Le gouvernement, en charge du pouvoir exécutif, s’obstine à préparer et à organiser cette rencontre alors que, sous d’autres cieux, il s’en serait exonéré pour éviter d’être dans une position inconfortablement hybride de juge et partie. Le gouvernement semble se complaire dans cette posture. Il se donne même du zèle de nommer les commissaires des partis politiques au dialogue. Un dialogue que les esprits éclairés jugent pipé d’avance.
Au prétexte d’être l’objet de pressions d’une soi-disant « Communauté internationale », le CTRI, le gouvernement et leur allié, le PDG, procèdent à l’art de l’esquive en voulant mettre sous le boisseau la commission vérité-justice-réparation-réconciliation. Cette fameuse Communauté internationale serait-elle une amie des jours heureux ? Sinon, où était-t-elle en 2009 et 2016 lorsque le système-PDG massacrait les partisans du changement à l’arme lourde ? En ce qui nous concerne, la seule pression à prendre en compte est celle du peuple qui réclame cette commission avec insistance. Le dialogue national inclusif ne peut ne pas fermer les yeux sur les atrocités post-électorales de 2009 et 2016, les violations des droits de l’Homme, les crimes rituels et économiques auxquels le PDG s’est adonné à cœur joie 56 ans durant. En Afrique du Sud, par exemple, il s’est agi d’établir le lien entre la mémoire (comprendre ce qui s’est passé) et la réconciliation afin que les populations retrouvent l’harmonie pré établie. Ne pas adhérer à cette demande, c’est choisir de maintenir les Gabonais dans un état permanent d’animosité.

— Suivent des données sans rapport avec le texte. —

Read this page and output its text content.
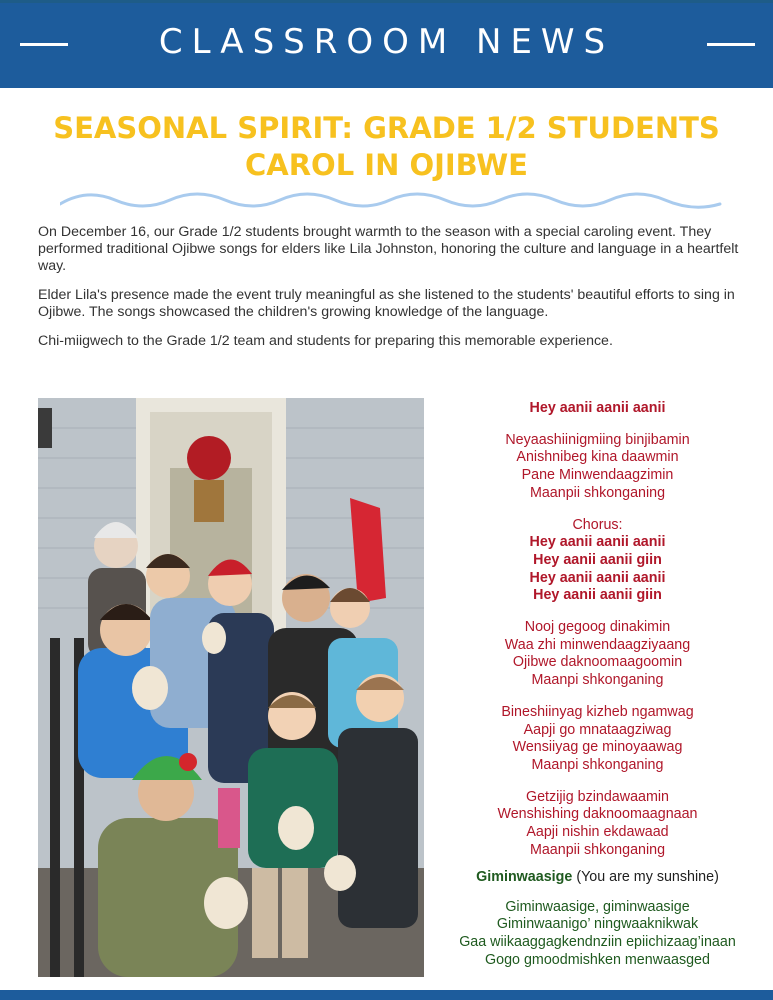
CLASSROOM NEWS
SEASONAL SPIRIT: GRADE 1/2 STUDENTS
CAROL IN OJIBWE

On December 16, our Grade 1/2 students brought warmth to the season with a special caroling event. They performed traditional Ojibwe songs for elders like Lila Johnston, honoring the culture and language in a heartfelt way.

Elder Lila's presence made the event truly meaningful as she listened to the students' beautiful efforts to sing in Ojibwe. The songs showcased the children's growing knowledge of the language.

Chi-miigwech to the Grade 1/2 team and students for preparing this memorable experience.

Hey aanii aanii aanii
Neyaashiinigmiing binjibamin
Anishnibeg kina daawmin
Pane Minwendaagzimin
Maanpii shkonganing
Chorus:
Hey aanii aanii aanii
Hey aanii aanii giin
Hey aanii aanii aanii
Hey aanii aanii giin
Nooj gegoog dinakimin
Waa zhi minwendaagziyaang
Ojibwe daknoomaagoomin
Maanpi shkonganing
Bineshiinyag kizheb ngamwag
Aapji go mnataagziwag
Wensiiyag ge minoyaawag
Maanpi shkonganing
Getzijig bzindawaamin
Wenshishing daknoomaagnaan
Aapji nishin ekdawaad
Maanpii shkonganing
Giminwaasige (You are my sunshine)
Giminwaasige, giminwaasige
Giminwaanigo’ ningwaaknikwak
Gaa wiikaaggagkendnziin epiichizaag’inaan
Gogo gmoodmishken menwaasged
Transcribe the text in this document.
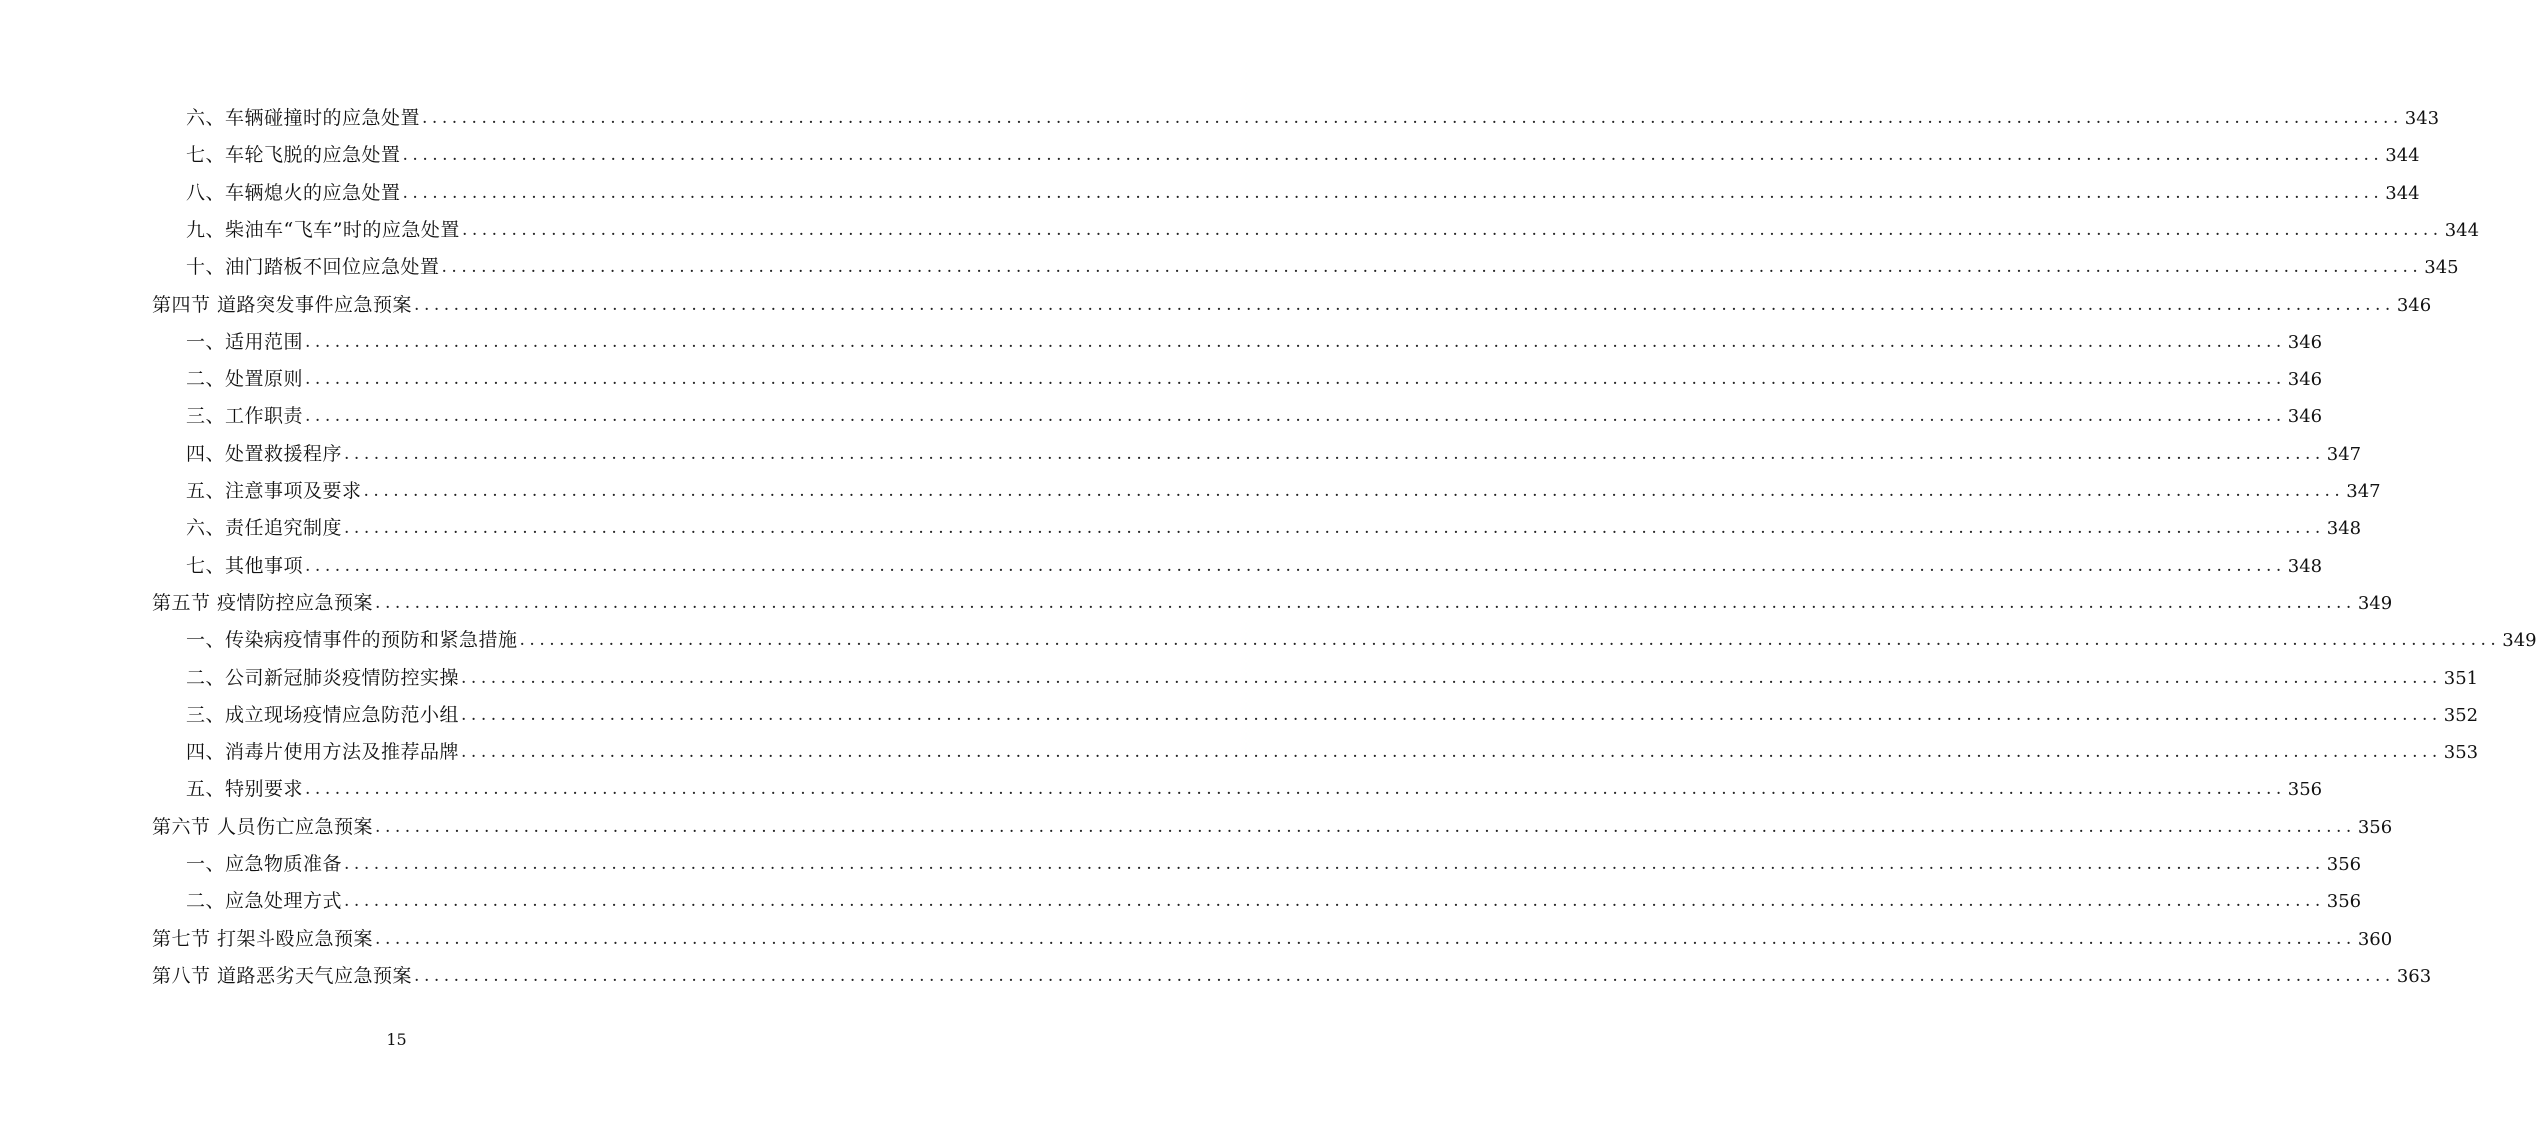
六、车辆碰撞时的应急处置 ........................................................................................................................................................................................................ 343
七、车轮飞脱的应急处置 ........................................................................................................................................................................................................ 344
八、车辆熄火的应急处置 ........................................................................................................................................................................................................ 344
九、柴油车“飞车”时的应急处置 ........................................................................................................................................................................................................ 344
十、油门踏板不回位应急处置 ........................................................................................................................................................................................................ 345
第四节 道路突发事件应急预案 ........................................................................................................................................................................................................ 346
一、适用范围 ........................................................................................................................................................................................................ 346
二、处置原则 ........................................................................................................................................................................................................ 346
三、工作职责 ........................................................................................................................................................................................................ 346
四、处置救援程序 ........................................................................................................................................................................................................ 347
五、注意事项及要求 ........................................................................................................................................................................................................ 347
六、责任追究制度 ........................................................................................................................................................................................................ 348
七、其他事项 ........................................................................................................................................................................................................ 348
第五节 疫情防控应急预案 ........................................................................................................................................................................................................ 349
一、传染病疫情事件的预防和紧急措施 ........................................................................................................................................................................................................ 349
二、公司新冠肺炎疫情防控实操 ........................................................................................................................................................................................................ 351
三、成立现场疫情应急防范小组 ........................................................................................................................................................................................................ 352
四、消毒片使用方法及推荐品牌 ........................................................................................................................................................................................................ 353
五、特别要求 ........................................................................................................................................................................................................ 356
第六节 人员伤亡应急预案 ........................................................................................................................................................................................................ 356
一、应急物质准备 ........................................................................................................................................................................................................ 356
二、应急处理方式 ........................................................................................................................................................................................................ 356
第七节 打架斗殴应急预案 ........................................................................................................................................................................................................ 360
第八节 道路恶劣天气应急预案 ........................................................................................................................................................................................................ 363
15
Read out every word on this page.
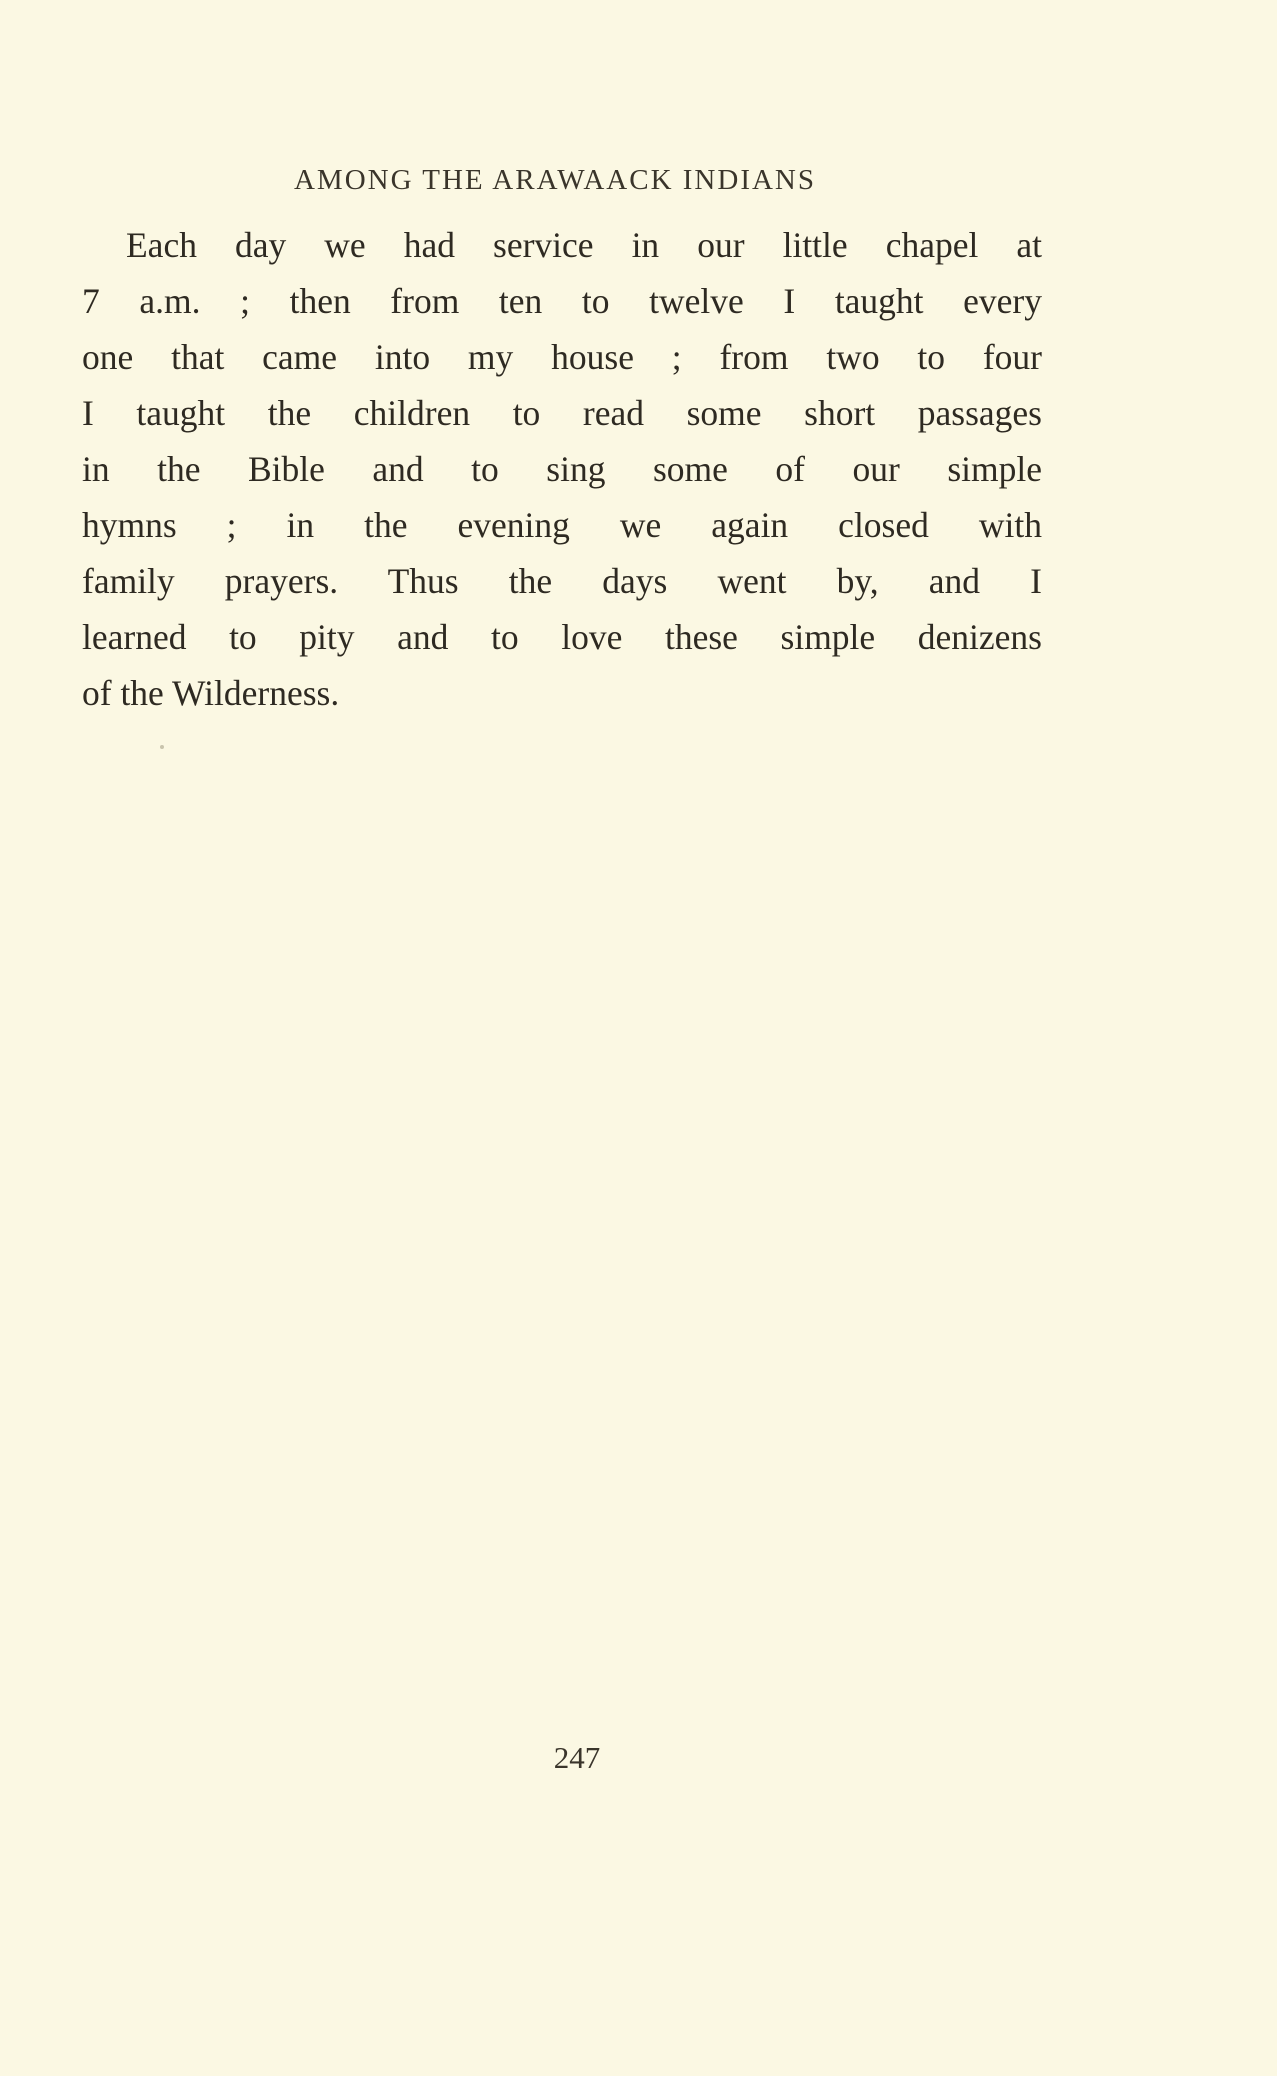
AMONG THE ARAWAACK INDIANS
Each day we had service in our little chapel at
7 a.m. ; then from ten to twelve I taught every
one that came into my house ; from two to four
I taught the children to read some short passages
in the Bible and to sing some of our simple
hymns ; in the evening we again closed with
family prayers. Thus the days went by, and I
learned to pity and to love these simple denizens
of the Wilderness.
247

Toute lucidité gardée, l’harmonie, la paix entre les filles et les fils d’un même pays devraient être le projet le plus grand, le plus beau de toute action politique. La paix des braves, issue de deux forces d’égale intensité, n’est pas une paix durable. Les deux camps renonçant momentanément aux hostilités en attendant un éventuel déséquilibre du rapport de force. La paix de cimetières non plus. La paix véritable est celle qui passe par la pratique de la vérité et de la justice véritables. Les demandes de pardon désinvoltes de Bilie-By-Nze et d’Angélique Ngoma ne peuvent être porteuses de paix véritable.